Jon Breen, the intelligent and perceptive reviewer for Ellery Queen's Mystery Magazine, has this (among other things) to say about Dead Soldiers, my novel from Five Star (available in hardback and soon to be released in trade paperback): "It's an efficiently plotted and highly amusing male cozy. . . ."

So my comment is, "Male cozy"? Have I invented a new subgenre? Will my name go down in mystery history alongside those of Hammett and Chandler and, well, let's not be riduculous.

Jon also mentions Boss Napier, who plays a very minor part in the story and should not be confused with any persons living or dead because any resemblance is purely coincidental.

Monday, December 20, 2004


On December 15, Sarah Weinman wrote this on her blog: "Writers interviewing writers is the new black, but that doesn't mean that new entries aren't welcome."

So ever since, I've been waiting for someone to interview me.
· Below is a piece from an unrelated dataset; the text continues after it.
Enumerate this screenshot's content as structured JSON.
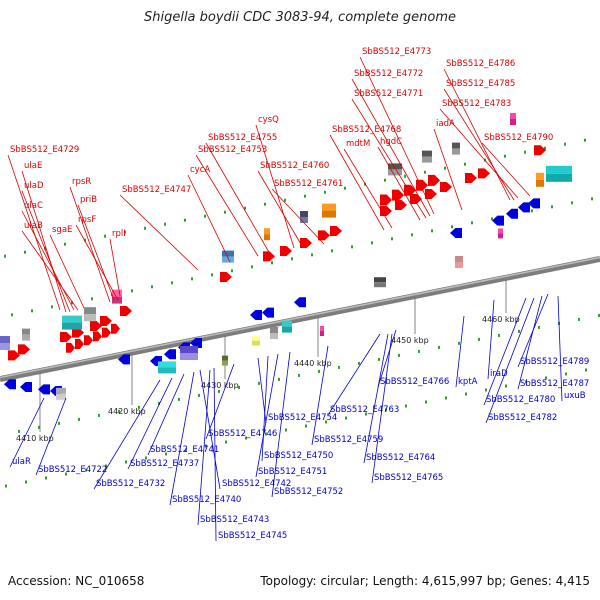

And waiting. And waiting. Now I'm beginning to think nobody wants to interview me. So I guess I'll have to do it myself. Herewith, the Interview:

The Blog: When did you decide you wanted to become a writer?

Me: I've always wanted to write. In fact, I wrote my first novel at the age of five, a hardboiled tale of violence and revenge called The Velveteen Rabbit Takes Names and Kicks Ass. It would have been a blockbuster, but all the major publishers rejected it. "We don't do fanfic" was the typical turn-down.

The Blog: But you didn't give up.

Me: Oh, no. I went on to write Nancy Drew to an Inside Straight, a boldly sexual tale of Nancy and Ned and a red-hot strip poker game in which Nancy's best friend, the ambigously named "George," is also involved. Naturally the cowardly big-time publishing establishment turned that one down, too. "Fanfic is not acceptable," they said, "much less erotic fanfic."

The Blog: That must have been discouraging.

Me: You bet it was. I almost didn't write Aunt Gertrude Does Detroit. Frank and Joe Hardy are shocked to discover that their aunt is moonlighting as a pole dancer in a seedy dive, where she does a little diving of her own, if you know what I mean and I think you do.

The Blog: Yes. I do. Maybe. And let me guess: fanfic.

Me: Too true. But . . . .

The Blog: I'm sorry, but we've run out of time. Thanks for being our interview subject.

Me (tugging my forelock and digging my toe into the rug): No. . . thank you. Thank you very much.

Sunday, December 19, 2004

A Hardluck Writer

A Hardluck Writer

Dave Zeltserman, author of the excellent Fast Lane, has started a blog. Fast Lane was published by a small press, and now Dave is on the verge of getting his new book, Outsourced, bought by a major house. Or so he hopes. He's going to chronicle his experiences in the blog, and it should be interesting reading.